The news of the time interval is that the people in charge of the New Zealand country zones (things directly under .nz) fumbled a DNSSEC key (KSK) rollover in such a way as to break DNSSEC resolution for those domains (see DNSSEC chain validation issue for .nz domains, this news article, and more). The suggested resolution to return these domains to working DNSSEC was for all of the people running DNSSEC validating resolvers to flush the zone information for everything under .nz. Or you could wait for things to time out in a day or two.

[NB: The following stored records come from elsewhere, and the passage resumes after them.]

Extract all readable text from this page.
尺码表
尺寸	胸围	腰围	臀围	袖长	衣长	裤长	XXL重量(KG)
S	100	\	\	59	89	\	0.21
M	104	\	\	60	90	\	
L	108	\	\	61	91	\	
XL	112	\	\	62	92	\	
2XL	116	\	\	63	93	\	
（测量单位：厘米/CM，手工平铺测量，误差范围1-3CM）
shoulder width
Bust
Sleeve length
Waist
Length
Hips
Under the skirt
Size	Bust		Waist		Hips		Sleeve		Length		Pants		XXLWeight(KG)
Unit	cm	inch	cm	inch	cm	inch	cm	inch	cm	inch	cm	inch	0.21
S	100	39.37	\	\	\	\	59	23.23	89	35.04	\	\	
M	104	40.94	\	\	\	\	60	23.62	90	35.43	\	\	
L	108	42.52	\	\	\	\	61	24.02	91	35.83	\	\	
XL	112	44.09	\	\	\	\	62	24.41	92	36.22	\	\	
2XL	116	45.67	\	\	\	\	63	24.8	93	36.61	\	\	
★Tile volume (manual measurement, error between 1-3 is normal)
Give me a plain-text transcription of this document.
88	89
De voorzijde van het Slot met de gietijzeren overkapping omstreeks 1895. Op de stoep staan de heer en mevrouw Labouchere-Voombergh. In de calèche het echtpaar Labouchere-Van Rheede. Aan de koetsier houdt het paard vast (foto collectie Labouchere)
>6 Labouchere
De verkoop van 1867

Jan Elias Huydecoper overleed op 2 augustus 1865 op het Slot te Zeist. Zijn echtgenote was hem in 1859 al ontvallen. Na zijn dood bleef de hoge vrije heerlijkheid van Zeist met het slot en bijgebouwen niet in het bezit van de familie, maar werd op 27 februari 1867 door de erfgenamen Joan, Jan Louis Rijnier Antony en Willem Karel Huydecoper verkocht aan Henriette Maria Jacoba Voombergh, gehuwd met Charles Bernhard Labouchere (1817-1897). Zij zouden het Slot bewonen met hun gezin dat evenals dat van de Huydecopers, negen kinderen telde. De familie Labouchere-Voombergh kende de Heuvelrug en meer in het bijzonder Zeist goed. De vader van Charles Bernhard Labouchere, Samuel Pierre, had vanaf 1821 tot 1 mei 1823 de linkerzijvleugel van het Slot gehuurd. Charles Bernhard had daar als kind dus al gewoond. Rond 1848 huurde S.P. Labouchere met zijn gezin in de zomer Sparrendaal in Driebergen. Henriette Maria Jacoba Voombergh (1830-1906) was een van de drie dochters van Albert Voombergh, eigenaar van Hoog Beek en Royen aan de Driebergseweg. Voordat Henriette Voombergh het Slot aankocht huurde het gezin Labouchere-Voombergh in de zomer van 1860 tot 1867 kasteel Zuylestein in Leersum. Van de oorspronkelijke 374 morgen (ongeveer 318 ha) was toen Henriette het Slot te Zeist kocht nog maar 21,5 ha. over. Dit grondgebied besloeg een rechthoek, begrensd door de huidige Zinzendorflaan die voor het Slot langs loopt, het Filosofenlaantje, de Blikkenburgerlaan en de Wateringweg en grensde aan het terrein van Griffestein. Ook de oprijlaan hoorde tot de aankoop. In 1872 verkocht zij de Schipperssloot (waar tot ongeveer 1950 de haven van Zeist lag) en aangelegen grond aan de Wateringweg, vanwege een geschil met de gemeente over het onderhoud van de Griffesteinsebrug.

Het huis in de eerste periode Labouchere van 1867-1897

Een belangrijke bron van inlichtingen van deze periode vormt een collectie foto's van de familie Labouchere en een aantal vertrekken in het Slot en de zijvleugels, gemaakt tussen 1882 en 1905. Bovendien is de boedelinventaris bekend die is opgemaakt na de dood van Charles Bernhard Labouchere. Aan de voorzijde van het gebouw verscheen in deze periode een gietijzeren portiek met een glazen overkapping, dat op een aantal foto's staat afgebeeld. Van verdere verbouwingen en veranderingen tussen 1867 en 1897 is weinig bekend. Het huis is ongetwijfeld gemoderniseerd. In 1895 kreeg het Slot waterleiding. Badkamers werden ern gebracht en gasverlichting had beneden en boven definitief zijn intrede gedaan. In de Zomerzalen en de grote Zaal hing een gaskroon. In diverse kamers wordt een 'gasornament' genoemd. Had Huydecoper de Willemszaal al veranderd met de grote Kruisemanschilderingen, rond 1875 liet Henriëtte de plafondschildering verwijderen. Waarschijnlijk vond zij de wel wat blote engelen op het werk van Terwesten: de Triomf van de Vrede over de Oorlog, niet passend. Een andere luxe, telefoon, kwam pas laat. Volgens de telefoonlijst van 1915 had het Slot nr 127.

You know what else you could do in your DNSSEC validating resolver to fix this and other future DNSSEC 'we shot ourselves in the foot' moments? That's right: you could disable DNSSEC validation entirely. The corollary is that every prominent DNSSEC failure is another push for people operating resolvers to give up on the whole set of complexity and hassles.

Some people are required to operating DNSSEC validating resolvers, and others are strongly committed to it (and are so far willing to pay the costs of doing so in staff time, people's complaints, and so on). But other people are not so committed and so the more big DNSSEC failures there are, the more of them are going to solve the problem once and for all by dropping out. And then DNSSEC becomes that much harder to adopt widely even if you think it's a good idea.

(As for whether DNSSEC is a useful idea, see for example this RIPE86 slide deck by Geoff Huston, via, also.)

An additional contributing factor to this dynamic is that attacks that are (or would be) stopped by DNSSEC seem relatively uncommon these days. In practice, for almost all people and almost all of the time, it seems to be that a DNSSEC validation failure happens because a zone operator screwed up. This gives us the security alert problem, where the typical person's experience is dominated by false positives that just get in their way.

PS: At this point it's probably too late to fix the core problem, since DNSSEC is already designed and deployed, and my impression is that it has low protocol agility (the ability to readily change). Exhorting people to not screw up things like DNSSEC KSK rollover clearly hasn't worked, so the only real solution would be better ways to automatically recover from it. Maybe there are practical changes to resolving DNS servers that can be done to work around the issue, so for example they have heuristics to trigger automatically flushing and re-fetching zones.